CAIRO, Egypt -- An Egyptian court sentenced a police captain and two of his plainclothes informants to seven years in prison for torturing a man to death, court officials said Wednesday, in a sign of increasing government intolerance for police brutality.
Three men, as well as another police man who received three years for his involvement, were sentenced by Mansoura criminal court late on Tuesday after a marathon hearing that lasted for more than 10 hours, resulting in a surprisingly unusual tough verdict.
The defendants were found guilty of beating Nasr Abdullah, 38, a carpenter, to death in July in his village, Telbana, Mansoura, 110 kilometers (70 miles) north of Cairo resulting in angry demonstrations from villagers.
The sentence comes only two weeks after two other police officers received three years in prison for sodomizing a minibus driver after his arrest, in a high-profile case that shed new light on the widespread police brutality in Egypt.
The incident caused national uproar after a cell phone video of the officers sexually abusing the victim, Emad el-Kabir, 22, was leaked to bloggers and appeared on the Internet.
In November 2006, several Egyptian bloggers posted a video, which also later appeared on the popular video-sharing Web site YouTube, showing a man naked from the waist down being raped with a stick. As he screamed in pain, those around him, whose faces were not visible, ridiculed him.
The initial reaction of the authorities to this video and other videos of police abuse in Egypt was that they were fabricated and that they defame Egypt.

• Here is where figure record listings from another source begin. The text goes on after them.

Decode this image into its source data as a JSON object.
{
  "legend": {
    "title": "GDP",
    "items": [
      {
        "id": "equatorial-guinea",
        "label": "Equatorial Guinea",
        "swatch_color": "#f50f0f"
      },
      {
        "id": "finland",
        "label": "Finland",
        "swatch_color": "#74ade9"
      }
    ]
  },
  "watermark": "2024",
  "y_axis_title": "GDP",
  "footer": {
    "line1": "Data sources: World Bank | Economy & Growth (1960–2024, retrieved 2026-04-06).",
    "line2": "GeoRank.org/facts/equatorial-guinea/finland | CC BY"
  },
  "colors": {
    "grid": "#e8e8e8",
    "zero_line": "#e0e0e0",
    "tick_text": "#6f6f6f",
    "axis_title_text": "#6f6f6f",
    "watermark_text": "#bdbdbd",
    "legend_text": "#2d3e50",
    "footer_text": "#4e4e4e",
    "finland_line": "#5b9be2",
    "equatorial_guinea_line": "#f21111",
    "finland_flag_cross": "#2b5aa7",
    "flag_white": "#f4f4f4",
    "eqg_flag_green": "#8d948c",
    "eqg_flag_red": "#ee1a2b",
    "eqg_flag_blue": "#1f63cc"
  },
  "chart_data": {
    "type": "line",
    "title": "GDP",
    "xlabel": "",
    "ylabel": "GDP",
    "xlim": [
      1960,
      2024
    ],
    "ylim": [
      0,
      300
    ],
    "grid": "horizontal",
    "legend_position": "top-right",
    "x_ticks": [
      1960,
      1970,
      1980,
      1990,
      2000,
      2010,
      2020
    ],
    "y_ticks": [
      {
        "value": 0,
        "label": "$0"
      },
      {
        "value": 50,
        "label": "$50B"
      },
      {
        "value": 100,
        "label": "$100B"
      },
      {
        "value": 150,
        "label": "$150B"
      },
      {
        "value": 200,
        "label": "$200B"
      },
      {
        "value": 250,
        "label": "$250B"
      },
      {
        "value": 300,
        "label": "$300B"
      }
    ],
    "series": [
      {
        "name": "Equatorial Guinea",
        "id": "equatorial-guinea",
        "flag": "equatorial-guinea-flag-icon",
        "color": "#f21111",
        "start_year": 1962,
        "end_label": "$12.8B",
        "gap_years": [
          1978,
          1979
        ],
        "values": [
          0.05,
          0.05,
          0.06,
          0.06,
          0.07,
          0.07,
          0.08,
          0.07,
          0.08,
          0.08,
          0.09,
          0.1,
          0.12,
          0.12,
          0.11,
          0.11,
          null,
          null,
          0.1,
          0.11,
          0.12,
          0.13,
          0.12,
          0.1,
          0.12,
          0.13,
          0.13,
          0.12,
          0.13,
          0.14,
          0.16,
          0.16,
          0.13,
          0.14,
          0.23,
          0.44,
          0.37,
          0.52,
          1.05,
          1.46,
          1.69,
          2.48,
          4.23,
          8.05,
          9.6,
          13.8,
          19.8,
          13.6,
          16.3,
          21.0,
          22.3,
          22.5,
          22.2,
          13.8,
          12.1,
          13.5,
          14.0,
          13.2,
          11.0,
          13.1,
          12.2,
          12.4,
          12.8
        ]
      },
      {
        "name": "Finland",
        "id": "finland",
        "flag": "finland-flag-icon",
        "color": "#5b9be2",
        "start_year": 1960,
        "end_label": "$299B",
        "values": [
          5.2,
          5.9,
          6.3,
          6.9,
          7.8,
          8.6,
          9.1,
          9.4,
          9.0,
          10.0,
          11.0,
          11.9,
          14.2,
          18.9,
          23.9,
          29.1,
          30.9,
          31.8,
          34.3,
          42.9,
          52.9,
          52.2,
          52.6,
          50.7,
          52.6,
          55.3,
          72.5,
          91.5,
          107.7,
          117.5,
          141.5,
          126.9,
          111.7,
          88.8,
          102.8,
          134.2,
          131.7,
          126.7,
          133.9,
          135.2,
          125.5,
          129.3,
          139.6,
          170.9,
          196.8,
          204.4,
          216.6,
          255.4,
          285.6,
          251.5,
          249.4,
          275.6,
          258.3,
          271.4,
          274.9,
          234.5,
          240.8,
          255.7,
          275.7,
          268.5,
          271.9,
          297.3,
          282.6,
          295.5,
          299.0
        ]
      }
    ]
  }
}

But since the trial of el-Kabir started earlier this year, more of these incidents are being tried in court.
Rights groups say torture, including sexual abuse, is routinely used in police stations and in the interrogation of prisoners, but the government denies it is systematic.
The Ministry of Interior, which supervises detention facilities, is increasingly investigating these allegations of torture, though most officers so far have been acquitted or received light sentences and subsequent pardons.